Davacı vekili davalı A.. B.. aleyhine açtığı asıl dava dilekçesinde, davalının iki yıldır kiracısı olduğunu, sözleşme bitmeden davalıya ihtar tebliğ edilmesine rağmen sözleşme sonunda kiralananın tahliye edilmediğini belirterek, mesken ihtiyacı nedeniyle kiralananın tahliyesine karar verilmesini talep etmiştir. Davacı vekili diğer kiracı F.. B.. hakkında açtığı birleşen dava dosyasındaki dilekçesi ile davalının sehven asıl davada davalı olarak gösterilmediğini belirterek dosyaların birleştirilmesini talep etmiştir. Davalılar vekili davacının sözleşmede taraf olmadığını belirterek davanın reddini savunmuştur. Mahkemece davacının aktif dava ehliyeti bulunmadığı gerekçesiyle davanın reddine karar verilmiştir.

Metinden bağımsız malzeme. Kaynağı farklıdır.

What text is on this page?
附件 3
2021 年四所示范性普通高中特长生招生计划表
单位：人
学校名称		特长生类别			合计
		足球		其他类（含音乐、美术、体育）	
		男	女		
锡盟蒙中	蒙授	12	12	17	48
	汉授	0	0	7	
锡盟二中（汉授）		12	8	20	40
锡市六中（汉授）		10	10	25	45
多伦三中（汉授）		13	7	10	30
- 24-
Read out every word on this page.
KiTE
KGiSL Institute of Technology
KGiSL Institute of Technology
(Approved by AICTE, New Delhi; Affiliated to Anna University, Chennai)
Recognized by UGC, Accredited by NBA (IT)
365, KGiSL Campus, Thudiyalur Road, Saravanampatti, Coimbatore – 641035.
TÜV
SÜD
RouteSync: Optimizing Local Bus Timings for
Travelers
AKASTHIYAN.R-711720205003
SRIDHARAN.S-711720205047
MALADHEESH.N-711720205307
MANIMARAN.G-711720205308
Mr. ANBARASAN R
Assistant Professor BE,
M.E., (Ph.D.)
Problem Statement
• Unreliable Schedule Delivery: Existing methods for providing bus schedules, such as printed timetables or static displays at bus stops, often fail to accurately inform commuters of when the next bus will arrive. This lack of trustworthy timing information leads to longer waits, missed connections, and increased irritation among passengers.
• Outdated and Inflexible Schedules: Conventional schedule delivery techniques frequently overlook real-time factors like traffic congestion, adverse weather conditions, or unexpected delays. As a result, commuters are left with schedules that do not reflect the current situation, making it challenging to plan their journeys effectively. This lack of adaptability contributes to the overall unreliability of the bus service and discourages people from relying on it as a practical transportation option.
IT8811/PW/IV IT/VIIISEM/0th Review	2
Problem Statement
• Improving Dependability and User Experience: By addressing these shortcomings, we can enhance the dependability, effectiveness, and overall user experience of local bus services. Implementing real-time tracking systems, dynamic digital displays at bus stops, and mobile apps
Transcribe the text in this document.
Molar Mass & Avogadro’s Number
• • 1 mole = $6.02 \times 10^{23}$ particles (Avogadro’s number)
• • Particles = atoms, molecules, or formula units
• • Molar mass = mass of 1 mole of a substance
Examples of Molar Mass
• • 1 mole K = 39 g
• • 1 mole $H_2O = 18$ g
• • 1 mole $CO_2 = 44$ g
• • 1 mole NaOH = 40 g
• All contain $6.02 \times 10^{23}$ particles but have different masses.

6098 Sayılı TBK.’nun 350/1. maddesi uyarınca ihtiyaç iddiasına dayalı olarak açılacak davalarda dava hakkı kural olarak kiraya verene aittir. Ancak kiraya veren durumunda olmayan malikin de bu davaları açabileceği içtihaden kabul edilmiştir. Kiralanan paylı mülkiyete konu ise pay ve paydaş çoğunluğunun sağlanması, elbirliği halinde mülkiyete konu teşkil ediyorsa tüm ortakların davaya katılmaları gerekir. Bu koşullar birlikte dava açma şeklinde gerçekleşebileceği gibi bir paydaş tarafından açılan davaya sonradan diğer paydaşların onaylarının alınması şeklinde de sağlanabilir. Elbirliği mülkiyetinde, ortakların davaya katılmaları sağlanamaz ise miras bırakanın terekesine temsilci atanması sağlanarak temsilci huzuruyla dava yürütülür. Dava hakkına ilişkin olan bu hususların mahkemece kendiliğinden göz önünde bulundurulması gerekir.
Kimlerin ihtiyacı için tahliye davası açılabileceği TBK.’nun 350. maddesinde sınırlı olarak sayılmıştır. Sözü edilen madde hükmüne göre kiraya veren veya kiraya veren durumunda olmayan malik ancak kendisinin, eşinin alt soyu ve üst soyunun veya kanun gereği bakmakla yükümlü olduğu diğer kişilerin konut (veya işyeri) ihtiyacı için dava açabilir.
Olayımıza gelince; davanın dayanağı 15.04.2011 tarihli iki yıl süreli kira sözleşmesi hususunda uyuşmazlık bulunmamaktadır. Kira sözleşmesinde kiraya veren olarak Zihni Beyaz (Dava dışı), kiracı olarak A.. B.. ve F.. B.. (davalılar) gösterilmiştir. Mahkemece dosyaya getirtilen tapu kaydının incelenmesinden davacının 22.12.2009 tarihinde malik olduğu, davanın malik sıfatıyla açıldığı anlaşılmaktadır. Mahkemece de davacının malik olduğu kabul edilmiştir.Bu durumda yukarıda açıklanan ilkeler doğrultusunda davacı malikin tek başına dava açmakta aktif husumet ehliyeti bulunduğundan davanın bu nedenle reddine karar verilmesi doğru olmadığı gibi, mahkemece, davacının aktif husumeti olmadığı kabul edilmesine rağmen davanın esası hakkında da yargılamaya devam edilerek karar verilmesi doğru değildir.
SONUÇ:Yukarıda açıklanan nedenlerle davacının temyiz itirazlarının kabulü ile 6100 sayılı HMK.ya 6217 Sayılı Kanunla eklenen geçici 3.madde hükmü gözetilerek HUMK.nın 428.maddesi uyarınca hükmün BOZULMASINA, istek halinde peşin alınan temyiz harcının temyiz edene iadesine, 19.02.2015 tarihinde oybirliğiyle karar verildi.